Добавить в цитаты Настройки чтения

Страница 27 из 69

Но из кого выбирать?

Я знал многих девушек, и еще больше встречал незнакомок, очаровательных, обольстительных, которые могли бы подарить мне множество радостей сейчас или в будущем. Среди них была Глэдис, но я слишком любил ее, чтобы выступать по отношению к ней в роли фермера, выбирающего невесту. И хотя я любил ее со всей полнотой чувства, я никогда не предложил бы ей разделить со мной островитянскую жизнь.

Со времени ее возвращения в Нью-Йорк мы виделись дважды, и вот теперь, в начале ноября, после разговора с Филипом, я направлялся к ней в пансион.

Единственным местом, где она могла принять меня, была все та же тускло освещенная гостиная, но, хотя Глэдис и выглядела усталой и бледной, источаемый ею внутренний свет драгоценными отблесками ложился на выцветшую обстановку. Волосы ее, которые она, в отличие от большинства женщин, не взбивала кверху в стиле «помпадур», были с обеих сторон зачесаны назад, как два крыла, черные и блестящие в скупом желтом свете, падавшем сверху. Длинное темно-красное платье сидело на ней свободно, но не чересчур. Оно не сковывало движений девушки, при каждом из которых очертания ее фигуры угадывались под ним. Высокий воротник и длинные манжеты оставляли открытыми лицо и кисти рук. Единственной туго обтягивающей деталью ее наряда были чулки, полоска которых была видна только на подъеме, когда Глэдис закидывала ногу на ногу.

Если бы я действительно был фермером, мне следовало бы для начала сказать о том, что я могу предложить своей будущей жене, и расспросить ее, хорошо ли она умеет стряпать и не боится ли тяжелой работы — других вопросов не требовалось. Но, поскольку я все же еще не стал фермером, мне захотелось рассказать Глэдис об Островитянии. С этой целью, проявив учтивый интерес к ее занятиям, я понемногу направил разговор в это русло, сказав, что время принять окончательно решение — близко.

Глэдис не сводила с меня своего умного, проницательного взгляда, каряя радужка блестела на фоне ярких белков.

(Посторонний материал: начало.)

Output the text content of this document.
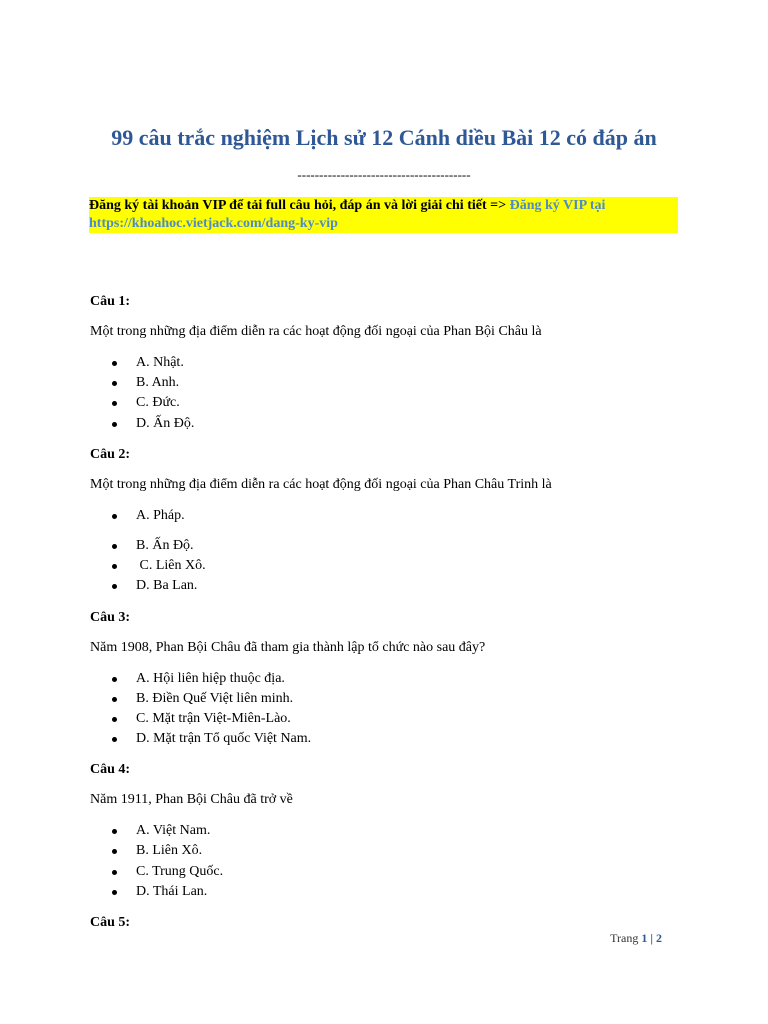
99 câu trắc nghiệm Lịch sử 12 Cánh diều Bài 12 có đáp án
----------------------------------------
Đăng ký tài khoản VIP để tải full câu hỏi, đáp án và lời giải chi tiết => Đăng ký VIP tại https://khoahoc.vietjack.com/dang-ky-vip
Câu 1:
Một trong những địa điểm diễn ra các hoạt động đối ngoại của Phan Bội Châu là
A. Nhật.
B. Anh.
C. Đức.
D. Ấn Độ.
Câu 2:
Một trong những địa điểm diễn ra các hoạt động đối ngoại của Phan Châu Trinh là
A. Pháp.
B. Ấn Độ.
C. Liên Xô.
D. Ba Lan.
Câu 3:
Năm 1908, Phan Bội Châu đã tham gia thành lập tổ chức nào sau đây?
A. Hội liên hiệp thuộc địa.
B. Điền Quế Việt liên minh.
C. Mặt trận Việt-Miên-Lào.
D. Mặt trận Tổ quốc Việt Nam.
Câu 4:
Năm 1911, Phan Bội Châu đã trở về
A. Việt Nam.
B. Liên Xô.
C. Trung Quốc.
D. Thái Lan.
Câu 5:
Trang 1 | 2
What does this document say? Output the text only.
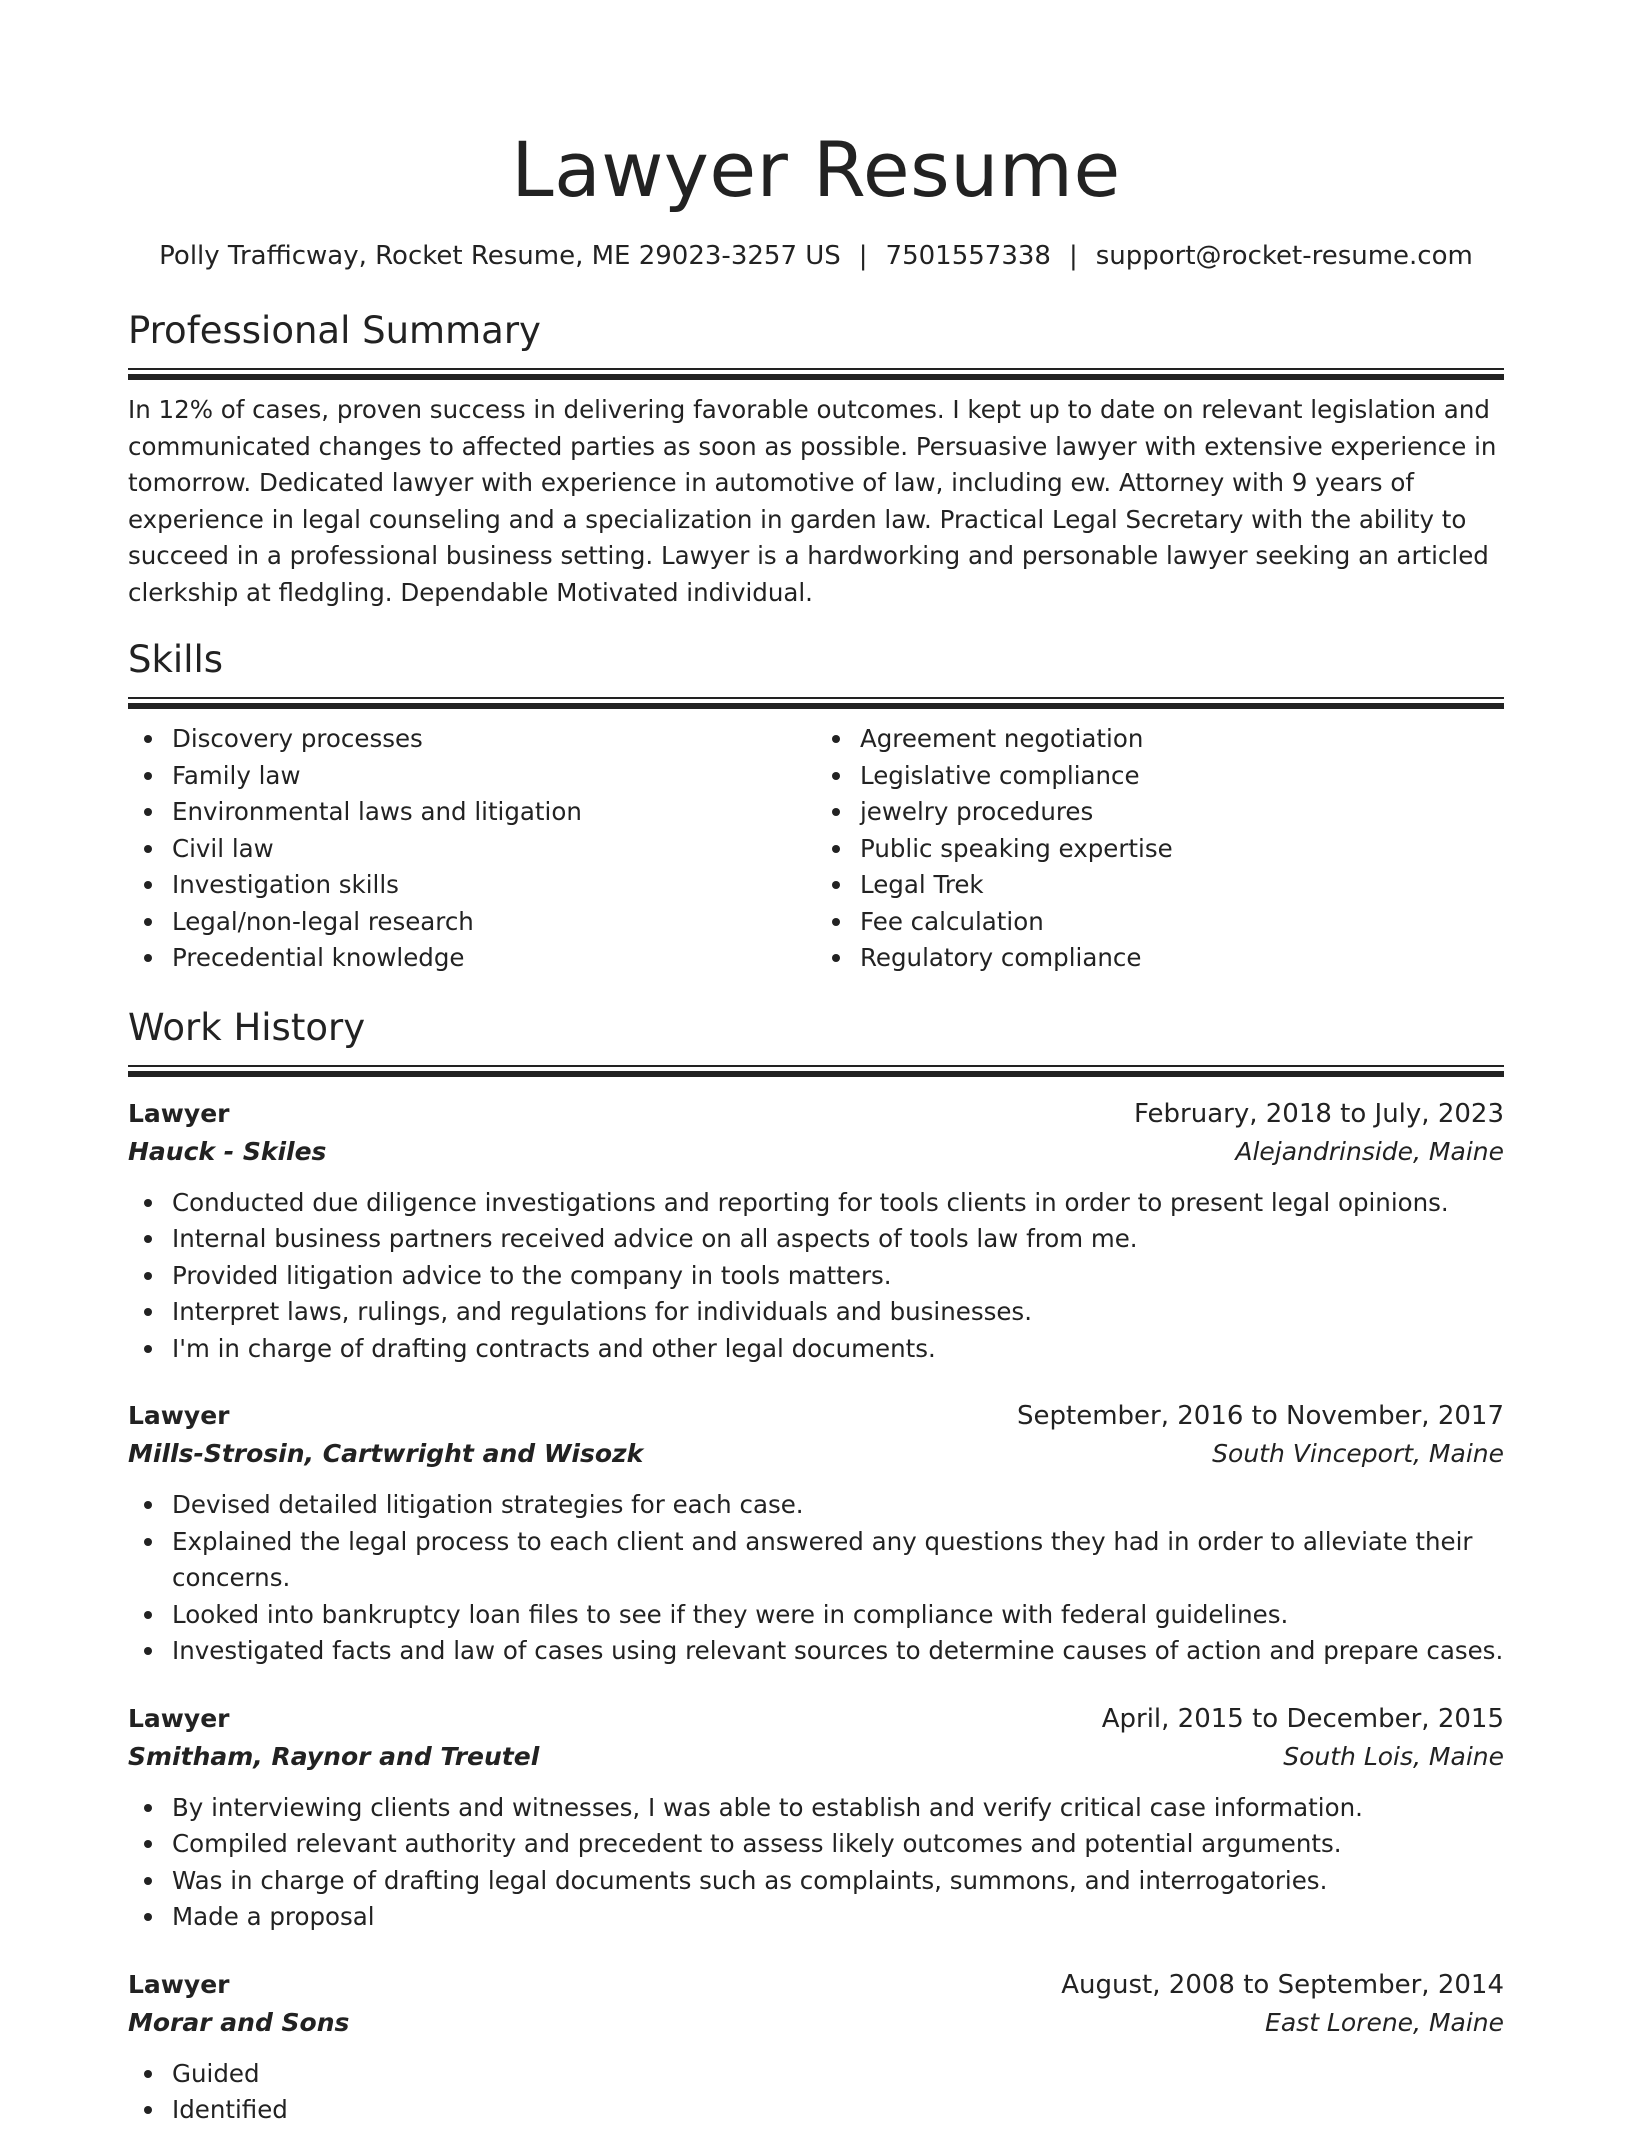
Lawyer Resume
Polly Trafficway, Rocket Resume, ME 29023-3257 US | 7501557338 | support@rocket-resume.com
Professional Summary

In 12% of cases, proven success in delivering favorable outcomes. I kept up to date on relevant legislation and communicated changes to affected parties as soon as possible. Persuasive lawyer with extensive experience in tomorrow. Dedicated lawyer with experience in automotive of law, including ew. Attorney with 9 years of experience in legal counseling and a specialization in garden law. Practical Legal Secretary with the ability to succeed in a professional business setting. Lawyer is a hardworking and personable lawyer seeking an articled clerkship at fledgling. Dependable Motivated individual.

Skills
Discovery processes
Family law
Environmental laws and litigation
Civil law
Investigation skills
Legal/non-legal research
Precedential knowledge
Agreement negotiation
Legislative compliance
jewelry procedures
Public speaking expertise
Legal Trek
Fee calculation
Regulatory compliance
Work History
Lawyer	February, 2018 to July, 2023
Hauck - Skiles	Alejandrinside, Maine
Conducted due diligence investigations and reporting for tools clients in order to present legal opinions.
Internal business partners received advice on all aspects of tools law from me.
Provided litigation advice to the company in tools matters.
Interpret laws, rulings, and regulations for individuals and businesses.
I'm in charge of drafting contracts and other legal documents.
Lawyer	September, 2016 to November, 2017
Mills-Strosin, Cartwright and Wisozk	South Vinceport, Maine
Devised detailed litigation strategies for each case.
Explained the legal process to each client and answered any questions they had in order to alleviate their concerns.
Looked into bankruptcy loan files to see if they were in compliance with federal guidelines.
Investigated facts and law of cases using relevant sources to determine causes of action and prepare cases.
Lawyer	April, 2015 to December, 2015
Smitham, Raynor and Treutel	South Lois, Maine
By interviewing clients and witnesses, I was able to establish and verify critical case information.
Compiled relevant authority and precedent to assess likely outcomes and potential arguments.
Was in charge of drafting legal documents such as complaints, summons, and interrogatories.
Made a proposal
Lawyer	August, 2008 to September, 2014
Morar and Sons	East Lorene, Maine
Guided
Identified
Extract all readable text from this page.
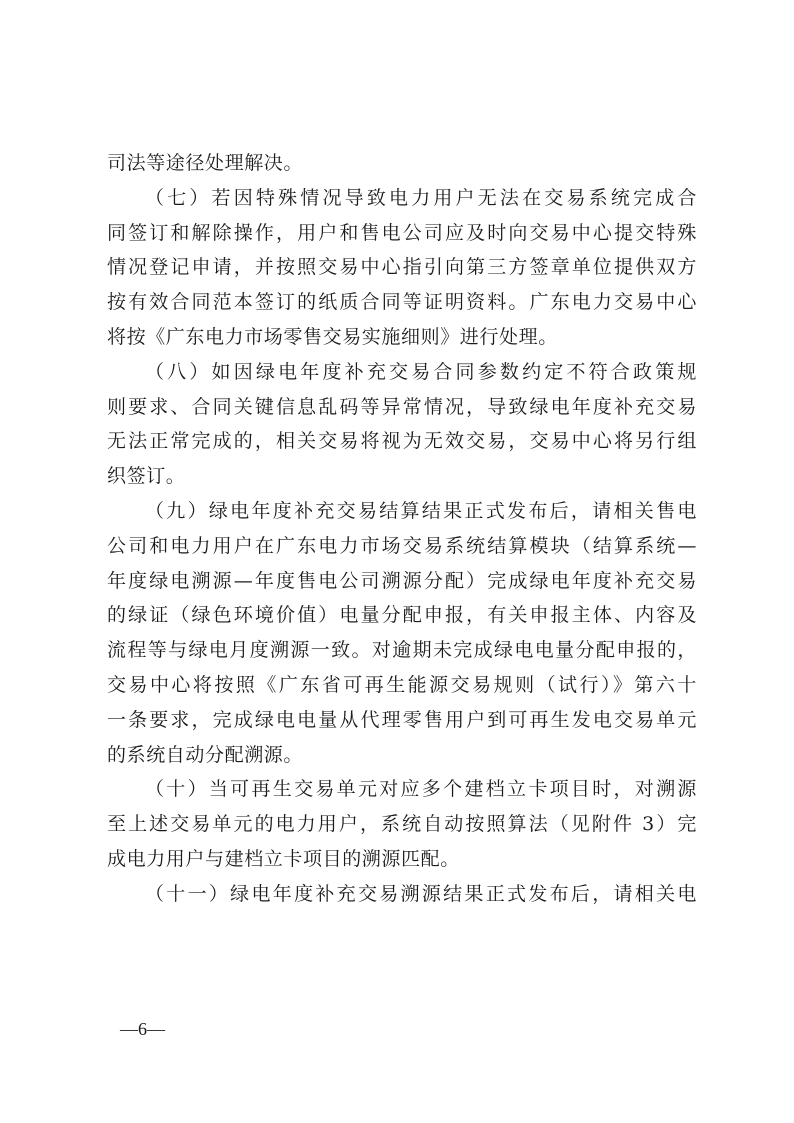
司法等途径处理解决。
（七）若因特殊情况导致电力用户无法在交易系统完成合
同签订和解除操作，用户和售电公司应及时向交易中心提交特殊
情况登记申请，并按照交易中心指引向第三方签章单位提供双方
按有效合同范本签订的纸质合同等证明资料。广东电力交易中心
将按《广东电力市场零售交易实施细则》进行处理。
（八）如因绿电年度补充交易合同参数约定不符合政策规
则要求、合同关键信息乱码等异常情况，导致绿电年度补充交易
无法正常完成的，相关交易将视为无效交易，交易中心将另行组
织签订。
（九）绿电年度补充交易结算结果正式发布后，请相关售电
公司和电力用户在广东电力市场交易系统结算模块（结算系统—
年度绿电溯源—年度售电公司溯源分配）完成绿电年度补充交易
的绿证（绿色环境价值）电量分配申报，有关申报主体、内容及
流程等与绿电月度溯源一致。对逾期未完成绿电电量分配申报的，
交易中心将按照《广东省可再生能源交易规则（试行）》第六十
一条要求，完成绿电电量从代理零售用户到可再生发电交易单元
的系统自动分配溯源。
（十）当可再生交易单元对应多个建档立卡项目时，对溯源
至上述交易单元的电力用户，系统自动按照算法（见附件 3）完
成电力用户与建档立卡项目的溯源匹配。
（十一）绿电年度补充交易溯源结果正式发布后，请相关电
—6—
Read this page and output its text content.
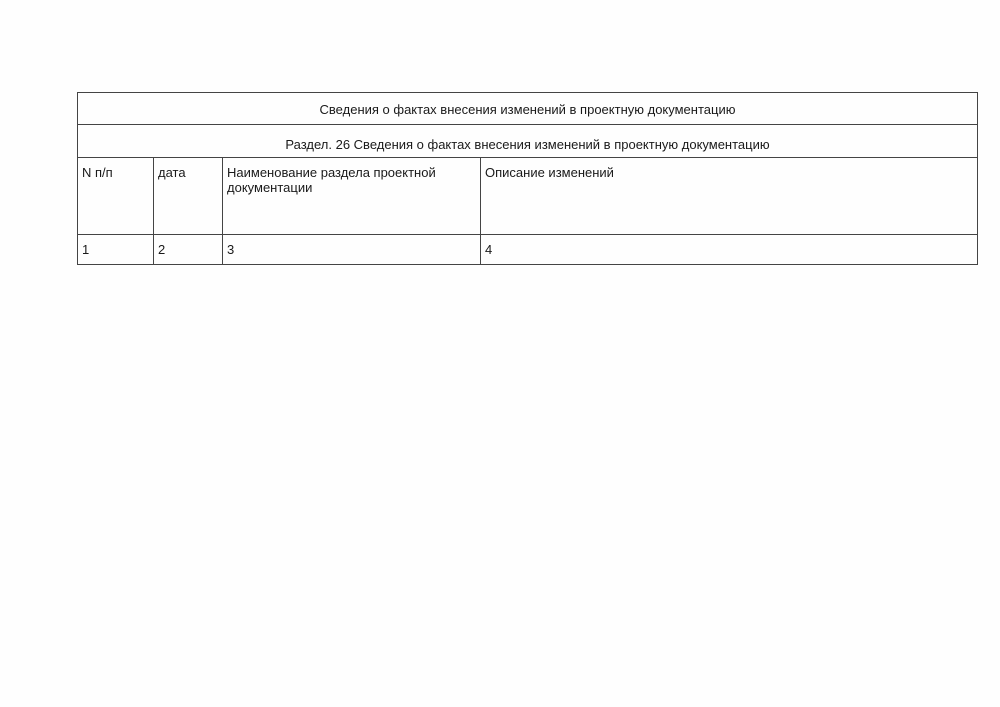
Сведения о фактах внесения изменений в проектную документацию			
Раздел. 26 Сведения о фактах внесения изменений в проектную документацию			

N п/п	дата	Наименование раздела проектной документации	Описание изменений

1	2	3	4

— Помогите мне сделать выбор, Глэдис.

— Как же я могу помочь вам?

— Выслушайте меня.

— С удовольствием.

Она улыбнулась, вздернув округлый, четко очерченный подбородок, глаза вспыхнули темным огнем, и она приняла позу слушательницы. Тогда я рассказал ей о своих дневных мечтаниях, где представлялся себе то процветающим бизнесменом, то простым островитянином, однако пока ни словом не упомянув о жене.

— В одном случае вас ожидает нечто надежное, в другом нет, — сказала девушка. — Почему вы так уверены, что станете преуспевающим бизнесменом?

— Я не уверен, но и не хочу отдавать предпочтение Островитянии из-за страха потерпеть неудачу здесь.

— Вы словно играете на скачках, — ответила Глэдис, — а мне хотелось бы, чтобы вы сопоставили не бизнесмена и островитянина, а островитянина и кого-нибудь еще.

— То есть?

— Не думаю, что лучшие люди у нас — бизнесмены.

— Но люди, которые больше других чувствуют себя здесь как дома, для которых созданы самые подходящие условия, — это именно бизнесмены. Остальные либо живут за их счет, либо критикуют.

— Слишком материалистический взгляд.

— А вы бы что выбрали, Глэдис?

— Если бы я была вами или оставалась собой?

— Если бы вы были Джоном Лангом.

Она опустила глаза, обхватила руками колено, вздохнула, бросила на меня быстрый взгляд и, улыбнувшись, сказала с легким оттенком зависти в голосе:

— Островитяния — это звучит так заманчиво.

— Будь вы сами собою, — спросил я, — что бы вы выбрали?

— Но кем бы я там могла быть?



— Чьей-нибудь женой или сестрой.

— Сестрой… а как же тогда моя живопись?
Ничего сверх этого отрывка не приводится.